Kami menyertainya ke lapangan parkir. Sekarang sekitar pukul 11.45 malam. Beliau telah menyalakan mesin sepeda motornya, lalu perlahan berangkat menerobos keheningan malam. Kupandangi sambil termenung, mengingat perjalananku diboncengnya sambil tidur berjam-jam namun tak terhindarkan pegalnya. Demikian juga yang dirasakan ibuku. Terpikir olehku bagaimana pula perasaan Pak Irwan ini. Tangan, pinggang, kaki, semua pasti terasa remuk dipaksa 5 jam bekerja tanpa henti. Padahal beliau belum sepenuhnya melemaskan anggota-anggota tubuhnya itu. Aku tahu mengapa ia memaksakan pulang malam ini juga, karena besok pagi-pagi ia harus mengajar mengaji di TPA Baiturrahman. Benar-benar guru yang berdedikasi. Bersama ibu, aku kembali ke kamar. Sudah ingin sekali aku merebahkan diri di atas kasur. Rasanya ada tarikan dari arah bantal di sudut itu. Dengan mengucap doa sebelum tidur, bismillah, aku pun terlelap.

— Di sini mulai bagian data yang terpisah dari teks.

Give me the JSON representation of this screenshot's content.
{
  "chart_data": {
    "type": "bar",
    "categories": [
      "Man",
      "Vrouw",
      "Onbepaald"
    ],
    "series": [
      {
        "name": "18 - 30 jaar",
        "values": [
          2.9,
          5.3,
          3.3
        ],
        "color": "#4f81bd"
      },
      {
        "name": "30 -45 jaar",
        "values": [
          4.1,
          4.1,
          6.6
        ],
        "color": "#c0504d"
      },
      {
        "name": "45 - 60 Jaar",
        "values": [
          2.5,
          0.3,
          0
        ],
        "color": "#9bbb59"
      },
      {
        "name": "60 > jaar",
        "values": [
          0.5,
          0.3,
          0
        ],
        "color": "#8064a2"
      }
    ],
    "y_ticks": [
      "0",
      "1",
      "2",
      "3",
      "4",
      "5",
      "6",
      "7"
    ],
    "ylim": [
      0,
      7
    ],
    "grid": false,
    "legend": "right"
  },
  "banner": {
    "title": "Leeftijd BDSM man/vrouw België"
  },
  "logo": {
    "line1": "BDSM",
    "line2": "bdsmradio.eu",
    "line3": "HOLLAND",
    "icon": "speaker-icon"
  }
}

Suara adzan terdengar begitu dekat. Asholaatu khoirumminannaum.... Adzan subuh rupanya telah berkumandang. Pak Syaifuddin mengetuk pintu, membangunkan kami. Ibu telah siap, dan aku pun segera ke kamar mandi, membuang air dan berwudhu. Ibu kembali menjadi imam sholat subuh kami.
Usai sholat, aku melangkah keluar. Ingin kutengok indahnya pagi di bumi Bogor ini. Semoga soal-soal yang nanti kuhadapi dapat kulalui dengan mudah. Aku berharap demi dua orang yang semalaman mengarungi malam bersamaku: ibuku yang selalu ada di setiap langkahku, dan Pak Irwan, guru luar biasa yang rela menempuh perjalanan 10 jam di atas sepeda motornya. Pengorbanan beliau takkan pernah terhapus dari memoriku. Terimakasih Pak Irwan.